Вот зануда, подумал я.
— Что вы! — воскликнул я при этом. — Просто я так привык. Спите спокойно.
— Пожалуйста, переходите, — взмолился он, — каждый возьмет свое одеяло, подушку и простыню. Раз вы такой брезгливый.
— Да не в этом дело, — сказал я ему, стараясь быть миролюбивым, -успокойтесь. У меня нет ни малейшей претензии на вашу кровать.
Он помолчал, и я слышал, как он некоторое время ворочался в своей постели. Кровать несколько раз скрипнула.
— Не такая уж эта кровать удобная, — проворчал он, — скрипит, да и пружины торчат.
— Уж не потому ли вы так стремитесь сменить ее? — съехидничал я, чувствуя, что он основательно перебил мне сон.
— Да что вы! — воскликнул он и даже привстал на постели. — Просто я понял свою ошибку. Вы намного старше меня, и я, конечно, должен был уступить вам эту кровать. До чего же я невезучий человек!
— Не придавайте пустякам значения, — сказал я, чувствуя, что слова мои падают в пустоту.

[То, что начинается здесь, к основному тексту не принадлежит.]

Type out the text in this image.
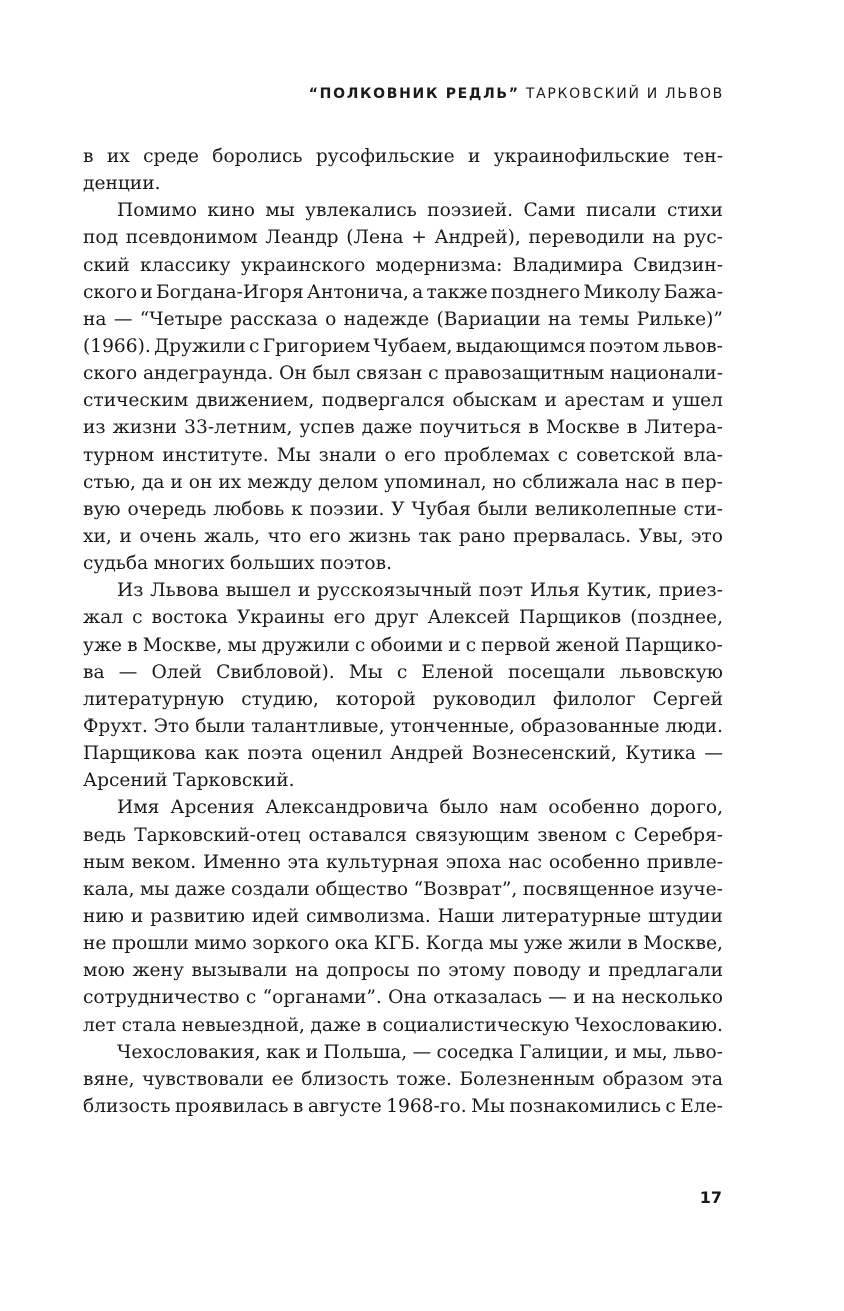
“ПОЛКОВНИК РЕДЛЬ” ТАРКОВСКИЙ И ЛЬВОВ
в их среде боролись русофильские и украинофильские тен-
денции.
Помимо кино мы увлекались поэзией. Сами писали стихи
под псевдонимом Леандр (Лена + Андрей), переводили на рус-
ский классику украинского модернизма: Владимира Свидзин-
ского и Богдана-Игоря Антонича, а также позднего Миколу Бажа-
на — “Четыре рассказа о надежде (Вариации на темы Рильке)”
(1966). Дружили с Григорием Чубаем, выдающимся поэтом львов-
ского андеграунда. Он был связан с правозащитным национали-
стическим движением, подвергался обыскам и арестам и ушел
из жизни 33-летним, успев даже поучиться в Москве в Литера-
турном институте. Мы знали о его проблемах с советской вла-
стью, да и он их между делом упоминал, но сближала нас в пер-
вую очередь любовь к поэзии. У Чубая были великолепные сти-
хи, и очень жаль, что его жизнь так рано прервалась. Увы, это
судьба многих больших поэтов.
Из Львова вышел и русскоязычный поэт Илья Кутик, приез-
жал с востока Украины его друг Алексей Парщиков (позднее,
уже в Москве, мы дружили с обоими и с первой женой Парщико-
ва — Олей Свибловой). Мы с Еленой посещали львовскую
литературную студию, которой руководил филолог Сергей
Фрухт. Это были талантливые, утонченные, образованные люди.
Парщикова как поэта оценил Андрей Вознесенский, Кутика —
Арсений Тарковский.
Имя Арсения Александровича было нам особенно дорого,
ведь Тарковский-отец оставался связующим звеном с Серебря-
ным веком. Именно эта культурная эпоха нас особенно привле-
кала, мы даже создали общество “Возврат”, посвященное изуче-
нию и развитию идей символизма. Наши литературные штудии
не прошли мимо зоркого ока КГБ. Когда мы уже жили в Москве,
мою жену вызывали на допросы по этому поводу и предлагали
сотрудничество с “органами”. Она отказалась — и на несколько
лет стала невыездной, даже в социалистическую Чехословакию.
Чехословакия, как и Польша, — соседка Галиции, и мы, льво-
вяне, чувствовали ее близость тоже. Болезненным образом эта
близость проявилась в августе 1968-го. Мы познакомились с Еле-
17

Он вздохнул и надолго замолчал. В голове у меня стало все затуманиваться. Днем я был в знаменитом целинном совхозе. Директор совхоза почему-то решил показать мне своих лошадей. Возможно, он каким-то образом заранее предупредил объездчиков, а может быть, лошади вообще в середине дня перемещались в нашу сторону по голой, предвесенней, заснеженной целине.
С востока, когда мы вышли в открытое поле, горизонт чернел от движущихся в нашу сторону лошадей. И это было странное, тревожное зрелище. Тогда как раз у нас были сильно испорчены отношения с Китаем. Казалось, тысячи и тысячи всадников мчатся на Россию. Панмонголизм! Жуть! Мне подумалось, что эта чудовищная лавина подомнет нас, проскачет по нашим телам, но директор совхоза и два бригадира, сопровождавшие его, были совершенно спокойны. И я старался не выдавать своего волнения. Кстати, директор предупредил, что лошади дикие. Приятное предупреждение!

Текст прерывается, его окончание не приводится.